A recent Victorian Supreme Court decision, Millington v Waste Wise Environmental Pty Ltd  VSC 167 , confirms that a damages award should generally be calculated on a GST exclusive basis in circumstances where the plaintiff is entitled to a full input tax credit (GST credit) for a cost or expense. The case also highlights that a plaintiff may be entitled to claim interest for the period of time between when a plaintiff has incurred a GST expense and an input tax credit is claimed.
The defendant (Millington) caused damage to a garbage truck owned by the plaintiff (Waste Wise). The loss suffered included repair costs, assessment costs and loss of use of the vehicle. This totalled $49,628.18 inclusive of GST.
The plaintiff is GST registered and was entitled to an input tax credit of $4,168.26 (presumably in respect of GST on the repair and assessment costs). The defendant was nonetheless ordered to pay the full GST inclusive amount. The plaintiff was ordered to later separately pay $4,168.26 back to the defendant after claiming an input tax credit.
On appeal Justice Croft held that the damages should have been calculated on a GST exclusive basis. The appeal was successful on all three of the following grounds:
- The Magistrate failed to correctly apply the "compensatory principle". The correct amount of loss suffered by the plaintiff was the GST exclusive amount (having regard to the plaintiff's entitlement to input tax credits).
- The Magistrate failed to correctly apply the "once and for all rule". It is preferable for the plaintiff to receive a reduced one-off lump sum payment, rather than the plaintiff receiving a higher amount and later needing to reimburse the defendant.
- The Magistrate failed to correctly apply the law relating to mitigation of loss. While there is no positive duty on a plaintiff to claim an input tax credit to mitigate loss, it would be unreasonable for a plaintiff not to claim such credits and this should be taken into account in calculating an award for damages.
Justice Croft's decision is consistent with an earlier New South Wales Supreme Court decision which similarly held that a damages award should be calculated on a GST exclusive basis where a plaintiff is entitled to full input tax credits for a cost or expense (Gagner Pty Ltd v Canturi Corporation Pty Ltd  NSWCA 413).
Should the defendant pay interest on the GST amount?
Justice Croft noted that the Magistrate may have been trying to structure the original damages orders so that the plaintiff was not out-of-pocket as a result of paying GST to third party suppliers before having to wait to receive the benefit of an input tax credit.
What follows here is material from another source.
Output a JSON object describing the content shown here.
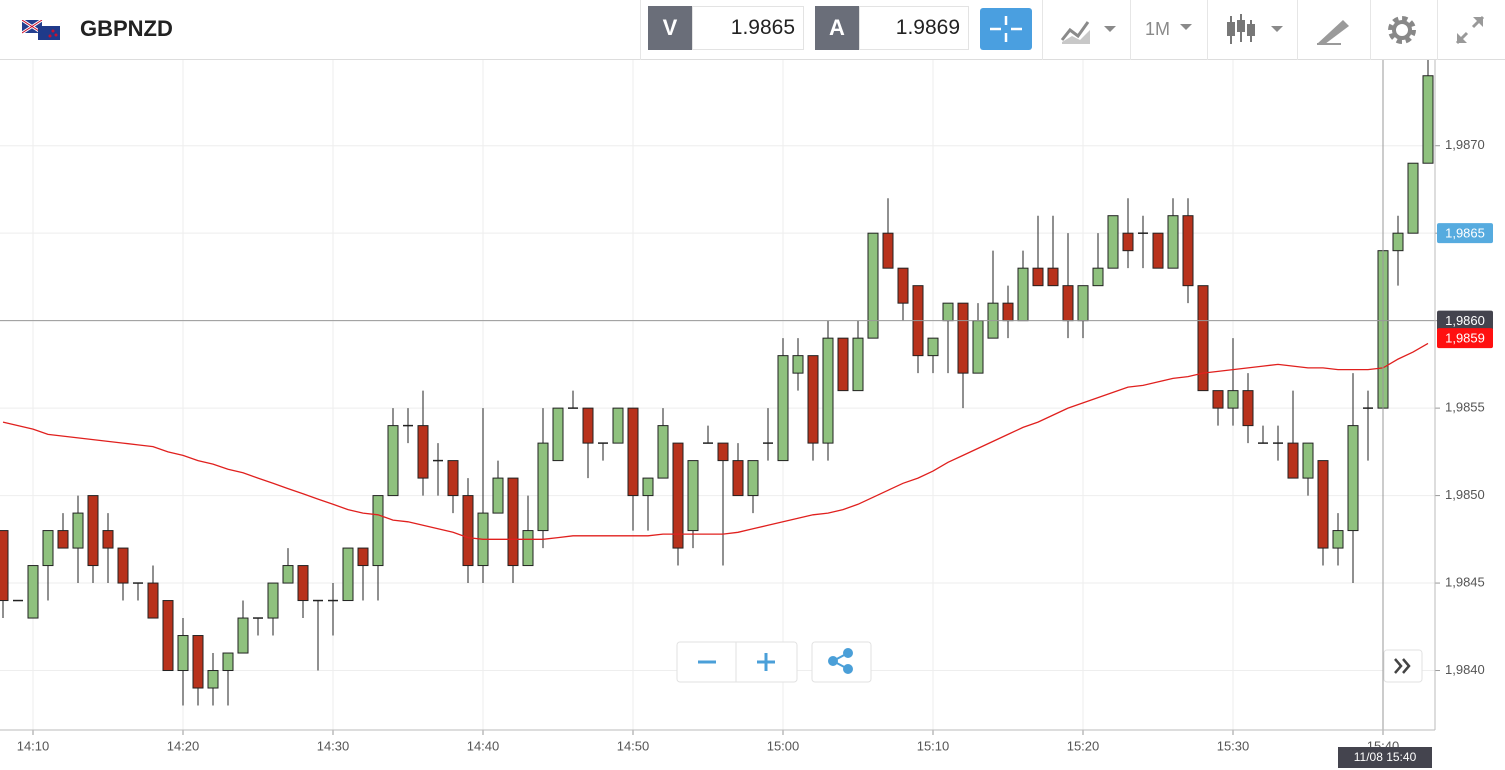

His Honour noted that this cash flow cost could instead have been compensated through increasing the damages to add an amount of interest.
Will a damages award always exclude GST?
This decision, and the earlier decision in the Gagner Case, both involved circumstances where the loss suffered by the plaintiff related to a cost or expense for which a full input tax credit was available. This will not always be the case.
Justice Croft also noted that there may be instances where the GST position is not entirely certain and it is more appropriate for a damages award to be calculated on a GST inclusive basis. The case of Peet Limited v Richmond (No 2)  VSC 585 was cited as an example. In that case the Court considered it likely that the plaintiff would be liable for GST on services that had been rendered at an earlier point in time. The defendant in that case was ordered to pay a GST amount to the plaintiff within 30 days of receipt of a tax invoice from the plaintiff. The plaintiff was ordered to provide evidence to the defendant that the GST amount was in fact remitted to the ATO and to reimburse any amount received on account of GST that was not so remitted.
Unlike the Millington Case and Gagner Case which both involved acquisitions (costs that had been incurred by the plaintiff), the Peet Case involved GST issues for a supply of services that had been made by the plaintiff to the defendant for which the plaintiff was potentially liable for GST.
DLA Piper Comment
We consider the decision in the Millington Case to be a sensible outcome. The case highlights that all parties to a dispute should carefully consider the tax and GST issues that may arise from either a court decision or an out-of-court settlement.
The decision also highlights that, depending on the facts and amounts involved, it may be appropriate for a plaintiff to claim an amount for interest where there is a timing difference between the payment of GST amounts and the recovery of offsetting input tax credits.